A cada mês, 200 mulheres procuram respostas no Instituto Neo
Mama, que possui em sua sede no bairro santista do Boqueirão um cadastro com
mais de 2500. “Isso sem falar nos familiares diretos, cuidadores e amigos, que
nos procuram para saber como tratar, o que falar, como falar com elas, se suas
reações aos tratamentos e situações são normais, assim como seu comportamento”.
Com o passar dos anos, o jeito tranquilo e franco de Gilze
criou uma grande rede multidisciplinar de ajuda com o apoio de muitos
voluntários e parcerias. O Neo Mama consegue, por exemplo, mamografias
gratuitas a partir de um acordo com laboratórios que exibem propagandas em seu
site. Já as consultas são batalhadas através de insistência e algumas amizades.

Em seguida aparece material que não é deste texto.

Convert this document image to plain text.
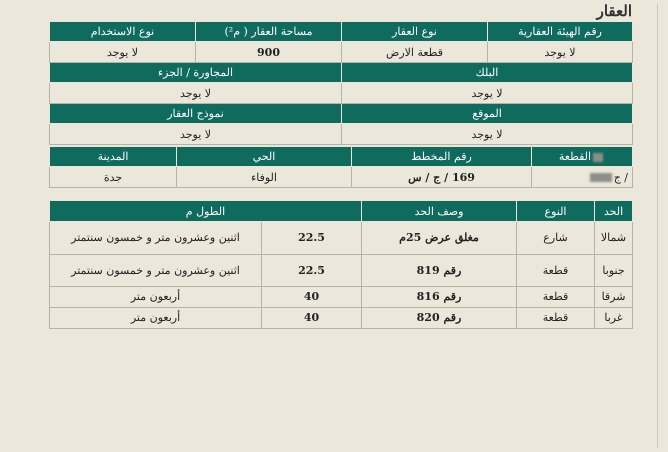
العقار
رقم الهيئة العقارية	نوع العقار	مساحة العقار ( م²)	نوع الاستخدام
لا يوجد	قطعة الارض	900	لا يوجد
البلك		المجاورة / الجزء	
لا يوجد		لا يوجد	
الموقع		نموذج العقار	
لا يوجد		لا يوجد	
القطعة	رقم المخطط	الحي	المدينة
/ ج	169 / ج / س	الوفاء	جدة
الحد	النوع	وصف الحد	الطول م	
شمالا	شارع	مغلق عرض 25م	22.5	اثنين وعشرون متر و خمسون سنتمتر
جنوبا	قطعة	رقم 819	22.5	اثنين وعشرون متر و خمسون سنتمتر
شرقا	قطعة	رقم 816	40	أربعون متر
غربا	قطعة	رقم 820	40	أربعون متر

A manutenção do Instituto vem de doações e do dinheiro arrecadado em eventos
beneficentes.
Conversar, ouvir e trocar informações, muitas e repetidas
vezes. É isso que Gilze tem feito desde que o câncer entrou na sua vida, mas
uma descoberta pessoal ajudou e muito nesse processo: resgatar-se é
fundamental, priorizar-se também. “Muitas mulheres têm medo de se tocar, de
procurar médicos, de perder a mama, esquecendo-se que essa omissão pode lhes
custar a vida. Ignorar o que pode nos acontecer é o que de pior podemos fazer
por nós mesmas”.
Em poucas palavras, é preciso enfrentar a realidade, mas com
altas dosagens de afeto. “Câncer se combate com informação, informação certa,
não conversa de comadres: realidade e possibilidades, mitos e verdades, tudo
preto no branco, pois não ajudamos ninguém omitindo a verdade. Existem muitas
formas de falar o inevitável, e a suave, mas firme, sempre é a melhor, e tem
como fazer isso. Basta ter experiência, estudo, atualização constante e
compaixão pelo momento de quem está à sua frente”.
Mesmo com tanto trabalho e histórias, Gilze seguiu fazendo
exames anuais para se prevenir de novos nódulos e em 2010, após uma cirurgia de
redução de estômago e a perda de 65 kg, finalmente colocou uma prótese. “Não é
fácil, mas cada caso é um caso, somos únicas e temos que fazer a nossa parte no
tratamento. Não adianta termos os melhores médicos e hospitais se não
colaborarmos e fazer o que nossa família, amigos e quem nos ama esperam de nós:
comprometimento, superação e resiliência. E isso todas nós temos no nosso
interior, muitas vezes adormecido”.
CÂNCER DE MAMA:
CONHEÇA, PREVINA-SE
É o carcinoma mais comum em mulheres e responde por 22% do
total de casos novos/ano no Brasil, segundo o Instituto Nacional de Câncer
(Inca). Segundo o Inca houveram 52.680 novos casos da doença apenas em 2012. Os
dados mais recentes de óbitos divulgados apontam que, em 2010, morreram no
Brasil 12.852 pessoas devido ao câncer de mama, sendo 147 homens e 12.705
mulheres.
Os fatores de risco, tanto para homens quanto para mulheres
são histórico familiar, obesidade, sedentarismo e antecedente de patologias
mamárias. Estudos afirmam que boa alimentação e atividades físicas podem
reduzir em até 28% o risco de a mulher desenvolver câncer de mama.
“Em termos de prevenção não se fala mais em auto-exame, pois
quando uma mulher descobre o câncer de mama através dele, o nódulo já tem mais
de 1,5 cm. A mamografia é o ideal no rastreamento desta doença (se houver
necessidade, associada à ultrassonografia)”, explica Gilze.